Speculative work or “spec” work is creative work performed without fair compensation.
The pivot Venn is referring to is what she calls the “fish pivot” which is inspired by the Laozi quote, “Give a man a fish, and you feed him for a day; teach a man to fish, and you feed him for a lifetime.”
“I said (to the students), ‘Look, I can keep doing this for you guys, and I can keep connecting you to clients, but I want you to be able to fish for yourself,’” Venn said.
Venn said that there are a lot of under-resourced businesses that don’t have the capabilities to pay a contract designer monthly for services.

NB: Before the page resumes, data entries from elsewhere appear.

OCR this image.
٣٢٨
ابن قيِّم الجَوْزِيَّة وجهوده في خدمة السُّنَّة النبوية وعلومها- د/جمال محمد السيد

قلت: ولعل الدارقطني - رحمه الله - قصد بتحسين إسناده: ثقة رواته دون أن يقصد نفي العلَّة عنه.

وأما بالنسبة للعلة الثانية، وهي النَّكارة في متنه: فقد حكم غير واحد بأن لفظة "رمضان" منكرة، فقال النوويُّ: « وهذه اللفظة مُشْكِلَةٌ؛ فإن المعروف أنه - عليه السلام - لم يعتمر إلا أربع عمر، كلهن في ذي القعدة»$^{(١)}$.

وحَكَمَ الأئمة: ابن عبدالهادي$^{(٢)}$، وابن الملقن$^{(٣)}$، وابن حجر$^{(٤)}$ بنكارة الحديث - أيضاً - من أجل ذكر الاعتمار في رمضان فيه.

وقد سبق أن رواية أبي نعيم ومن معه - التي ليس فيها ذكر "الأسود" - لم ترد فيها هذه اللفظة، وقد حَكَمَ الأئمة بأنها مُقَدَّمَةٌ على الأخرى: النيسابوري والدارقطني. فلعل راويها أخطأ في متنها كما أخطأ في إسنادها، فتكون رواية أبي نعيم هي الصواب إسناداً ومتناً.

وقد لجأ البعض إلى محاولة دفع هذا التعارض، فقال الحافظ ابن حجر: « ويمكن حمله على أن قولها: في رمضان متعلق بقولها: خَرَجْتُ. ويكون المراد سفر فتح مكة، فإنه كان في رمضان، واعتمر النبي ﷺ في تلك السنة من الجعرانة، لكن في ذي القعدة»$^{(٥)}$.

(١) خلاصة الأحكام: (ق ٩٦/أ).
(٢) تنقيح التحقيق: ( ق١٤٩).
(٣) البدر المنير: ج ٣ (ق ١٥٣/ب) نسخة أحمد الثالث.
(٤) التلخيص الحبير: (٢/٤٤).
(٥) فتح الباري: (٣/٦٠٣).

“We’ve got to set them up, so this is something where they can fish, too, and then just reach out if they need help,” Venn said. “That’s really what led to Better Co. Collective, and that’s why it’s a collective, because it’s all of us working together and working individually at the same time.”

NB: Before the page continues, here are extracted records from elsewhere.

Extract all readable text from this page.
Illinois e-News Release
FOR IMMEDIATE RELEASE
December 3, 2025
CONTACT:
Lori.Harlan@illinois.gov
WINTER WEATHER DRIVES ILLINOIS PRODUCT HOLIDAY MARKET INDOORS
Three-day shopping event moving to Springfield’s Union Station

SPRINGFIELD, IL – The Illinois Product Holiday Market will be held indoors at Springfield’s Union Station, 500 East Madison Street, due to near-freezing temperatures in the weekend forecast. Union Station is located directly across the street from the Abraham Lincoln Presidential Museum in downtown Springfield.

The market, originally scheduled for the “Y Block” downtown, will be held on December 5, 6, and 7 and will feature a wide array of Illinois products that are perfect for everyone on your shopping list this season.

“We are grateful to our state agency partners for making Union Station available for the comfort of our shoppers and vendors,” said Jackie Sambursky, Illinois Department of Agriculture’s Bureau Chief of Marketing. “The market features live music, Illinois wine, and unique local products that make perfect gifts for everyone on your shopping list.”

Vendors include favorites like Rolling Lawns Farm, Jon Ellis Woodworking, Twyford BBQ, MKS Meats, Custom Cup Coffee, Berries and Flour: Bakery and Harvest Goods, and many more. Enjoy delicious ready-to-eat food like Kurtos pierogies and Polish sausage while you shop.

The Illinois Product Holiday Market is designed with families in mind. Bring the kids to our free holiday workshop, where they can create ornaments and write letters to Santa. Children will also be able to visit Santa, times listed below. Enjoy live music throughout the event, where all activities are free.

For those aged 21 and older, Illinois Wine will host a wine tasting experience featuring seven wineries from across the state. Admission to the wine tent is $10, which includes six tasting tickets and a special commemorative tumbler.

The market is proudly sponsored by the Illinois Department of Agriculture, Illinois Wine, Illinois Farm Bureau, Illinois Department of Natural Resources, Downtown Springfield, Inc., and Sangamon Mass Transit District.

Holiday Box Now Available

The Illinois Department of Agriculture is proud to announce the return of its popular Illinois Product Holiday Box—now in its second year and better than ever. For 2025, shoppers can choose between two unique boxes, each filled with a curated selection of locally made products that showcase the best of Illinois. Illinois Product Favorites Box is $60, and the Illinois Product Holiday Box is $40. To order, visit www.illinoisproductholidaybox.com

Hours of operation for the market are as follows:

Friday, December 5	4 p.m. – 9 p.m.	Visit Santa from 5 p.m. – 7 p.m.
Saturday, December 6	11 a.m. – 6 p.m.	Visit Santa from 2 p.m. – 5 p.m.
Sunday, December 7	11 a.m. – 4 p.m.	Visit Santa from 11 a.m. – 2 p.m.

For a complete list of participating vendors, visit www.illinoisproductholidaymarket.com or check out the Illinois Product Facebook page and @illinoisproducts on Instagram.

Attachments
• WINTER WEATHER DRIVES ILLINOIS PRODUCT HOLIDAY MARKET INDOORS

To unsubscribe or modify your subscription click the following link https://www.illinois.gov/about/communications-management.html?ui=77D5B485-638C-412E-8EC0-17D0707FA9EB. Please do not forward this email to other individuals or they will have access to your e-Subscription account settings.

One community partner Venn is working on this collective with is Eddy, who prefers not to disclose his last name. Eddy runs Wichita By E.B.
Before Better Co., Venn had worked with Eddy on other client work. The ADCI department and Harvester Arts are also working with Better Co.
“In conversations with Eddy and even in my own work in my studio, I work primarily with small businesses and nonprofits,” Venn said. “We want to help those people that just don’t have access otherwise.”
Once Venn matches the business with the student, they draw together their project proposal as well as a contract for the client. Then the client is invoiced for the 50% deposit.
Venn’s aim is to have the students drive business discussions and steps.
“I could easily take all the payments through my studio and pay the students an hourly rate, but then that doesn’t give the students autonomy to know how to do this on their own,” Venn said. “When they randomly bump into someone at a networking event who needs design services, when that happens, these students (can say), ‘Great, I’ll get you a project proposal next week.’ They know what to do to do this on their own.”
In conversations she’s had with educators across campus, Venn is asking how the initiative can be cross-collaborative.
“In the industry, we all work together,” Venn said. “It’s not just graphic designers doing this.”
Better Co. can be found at bettercocollective.com, as well as on Instagram and Facebook.
Questions about the collective can be sent to Venn at [email protected].
“My overarching hope for the collective is that it’s not just graphic design,” Venn said. “It’s the way that it would be in the working world.”